Weather report forms still exist in Claremorris which show that for the first week in June of that year the weather in the rest of Ireland was improving with an area of high pressure replacing an active low.

This improving situation with reports from Blacksod Lighthouse and Claremorris was the reason that the launch of the invasion of France, the Normandy Landings, went ahead on the June 6, 1944.

Their brush with fate over, the people of Claremorris went back to minding their own business, and the town today remains a tranquil, quiet place, ideal for spending a relaxing weekend or longer.

The town sits at the bottom of a valley with all roads which lead to the town following hills in particular the old Knock road (known as the Knock hill) and Ballyhaunis road.

The town itself is a peaceful town, even though it boasts over two dozen pubs covering — traditional music, sports, cosy inns, pubs diners; everything is covered.

Claremorris is also home to Mc Mahon Park.

Located on the south side of the town, it comes complete with lovely walks, peaceful lake, coarse fishing, gurgling brooks, delightful wooded countryside giving way to bogland which in springtime (just round the corner, folks!) is a riot of colour with flowers.

If fishing is your angle, so to speak, nearby Lough Mask should be high on your list of preferred destinations.

Situated some 10 km away, Mask is a limestone lough of some 22,000 acres.

The lough is famous for its trout fishing, although there’s plenty of coarse fishing available as well. Several businesses in the area will cater for all your angling needs.

Like Claremorris itself, the lough also has its own history — in Co. Mayo, history is never far away.

From the 14th century right up to the 20th century, this area has seen tumultuous events.

Community relations in the area were particularly iffy during the Land Wars of the 19th century, and the proximity of estates managed by Charles Boycott — from whom the English language got a new word — also helped heighten tensions.

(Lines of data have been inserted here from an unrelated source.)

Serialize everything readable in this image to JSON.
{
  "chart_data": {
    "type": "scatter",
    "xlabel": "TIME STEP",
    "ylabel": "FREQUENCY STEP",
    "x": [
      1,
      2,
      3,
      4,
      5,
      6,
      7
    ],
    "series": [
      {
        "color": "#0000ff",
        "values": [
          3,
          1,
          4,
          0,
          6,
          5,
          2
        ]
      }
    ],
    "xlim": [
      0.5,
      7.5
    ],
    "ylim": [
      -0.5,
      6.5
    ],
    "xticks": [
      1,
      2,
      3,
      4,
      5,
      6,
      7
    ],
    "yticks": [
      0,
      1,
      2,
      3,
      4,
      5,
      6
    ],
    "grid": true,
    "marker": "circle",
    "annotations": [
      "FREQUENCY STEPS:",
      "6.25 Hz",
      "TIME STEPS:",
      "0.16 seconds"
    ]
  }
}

Despite this somewhat melancholy history, Lough Mask today is a beautiful amenity, and can provide all your holiday requirements – fishing, water sports, romantic pubs along the waterside.

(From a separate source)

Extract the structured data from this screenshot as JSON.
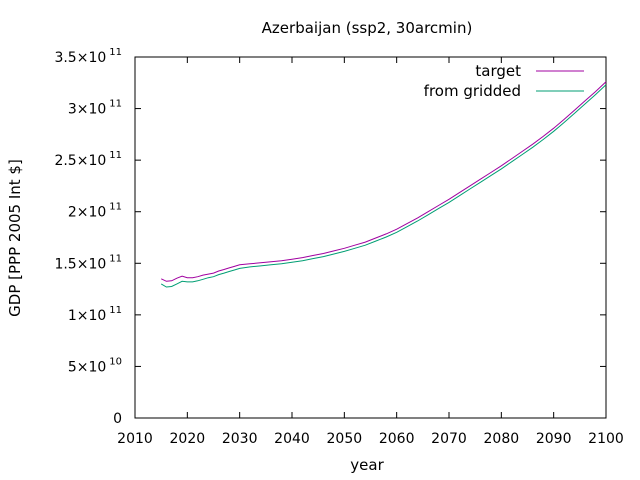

Of course, if history is a keen interest of yours — or indeed if you just like to look at beautiful old buildings in tranquil surroundings, pay a visit to nearby Ballintubber Abbey.

Ballintubber’s history goes back to pre-Christian times.

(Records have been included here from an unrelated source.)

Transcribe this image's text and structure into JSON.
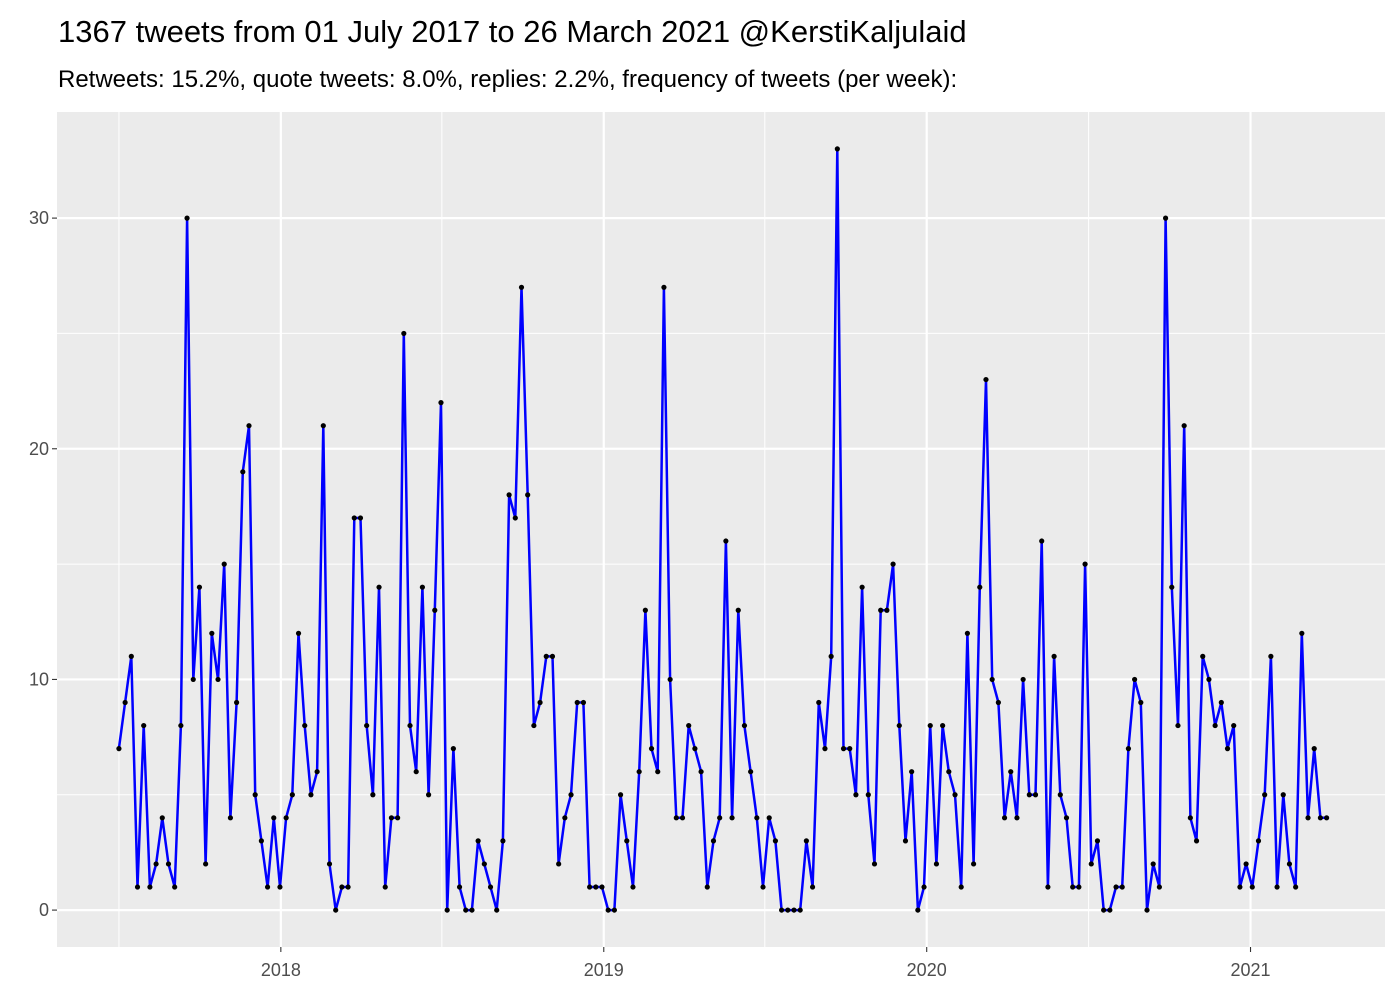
{
  "chart_data": {
    "type": "line",
    "title": "1367 tweets from 01 July 2017 to 26 March 2021 @KerstiKaljulaid",
    "subtitle": "Retweets: 15.2%, quote tweets: 8.0%, replies: 2.2%, frequency of tweets (per week):",
    "xlabel": "",
    "ylabel": "",
    "x_start": "2017-07-02",
    "x_step_days": 7,
    "xlim": [
      "2017-04-23",
      "2021-06-02"
    ],
    "ylim": [
      -1.6,
      34.6
    ],
    "x_ticks": [
      "2018",
      "2019",
      "2020",
      "2021"
    ],
    "y_ticks": [
      "0",
      "10",
      "20",
      "30"
    ],
    "grid": true,
    "line_color": "#0000FF",
    "point_color": "#000000",
    "panel_color": "#EBEBEB",
    "values": [
      7,
      9,
      11,
      1,
      8,
      1,
      2,
      4,
      2,
      1,
      8,
      30,
      10,
      14,
      2,
      12,
      10,
      15,
      4,
      9,
      19,
      21,
      5,
      3,
      1,
      4,
      1,
      4,
      5,
      12,
      8,
      5,
      6,
      21,
      2,
      0,
      1,
      1,
      17,
      17,
      8,
      5,
      14,
      1,
      4,
      4,
      25,
      8,
      6,
      14,
      5,
      13,
      22,
      0,
      7,
      1,
      0,
      0,
      3,
      2,
      1,
      0,
      3,
      18,
      17,
      27,
      18,
      8,
      9,
      11,
      11,
      2,
      4,
      5,
      9,
      9,
      1,
      1,
      1,
      0,
      0,
      5,
      3,
      1,
      6,
      13,
      7,
      6,
      27,
      10,
      4,
      4,
      8,
      7,
      6,
      1,
      3,
      4,
      16,
      4,
      13,
      8,
      6,
      4,
      1,
      4,
      3,
      0,
      0,
      0,
      0,
      3,
      1,
      9,
      7,
      11,
      33,
      7,
      7,
      5,
      14,
      5,
      2,
      13,
      13,
      15,
      8,
      3,
      6,
      0,
      1,
      8,
      2,
      8,
      6,
      5,
      1,
      12,
      2,
      14,
      23,
      10,
      9,
      4,
      6,
      4,
      10,
      5,
      5,
      16,
      1,
      11,
      5,
      4,
      1,
      1,
      15,
      2,
      3,
      0,
      0,
      1,
      1,
      7,
      10,
      9,
      0,
      2,
      1,
      30,
      14,
      8,
      21,
      4,
      3,
      11,
      10,
      8,
      9,
      7,
      8,
      1,
      2,
      1,
      3,
      5,
      11,
      1,
      5,
      2,
      1,
      12,
      4,
      7,
      4,
      4
    ]
  }
}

In days gone by pilgrims from the rest of Ireland would pass through Ballintubber on their way to the Croagh Patrick, Mayo’s holy mountain since pagan times.

When St Patrick brought Christianity to Ireland in c.441AD, he founded a church at Ballintubber.

The present Abbey was founded in 1216 by King Cathal O’Conor, and remains the only church in Ireland founded by an Irish king still in daily use.

If you have an interest in Neolithic court tombs, you could scarcely do better than visit this area.

Around 85 of the 400 plus court-tombs known in Ireland are located in Mayo, with several scattered around Claremorris.

The landscape of Connacht — scarred by millions of years of belligerent weather — is home to Neolithic graves, cairns and dolmens some 5000 years old – some are even older, going back to the time when banshees, monsters and giants roamed the earth.

Mind how you go now!

Mayo, in the ancient province of Connacht, boasts some of Ireland’s most evocative scenery – Croagh Patrick, “Quiet Man” country, Clew Bay, Knock Basilica, dramatic seascapes.

But it also has fine old towns like Claremorris, which are near all these grand sights, but can also offer those other precious commodities — a friendly welcome, an unhurried pace of life, and enough pubs and restaurants to provide plenty of craic.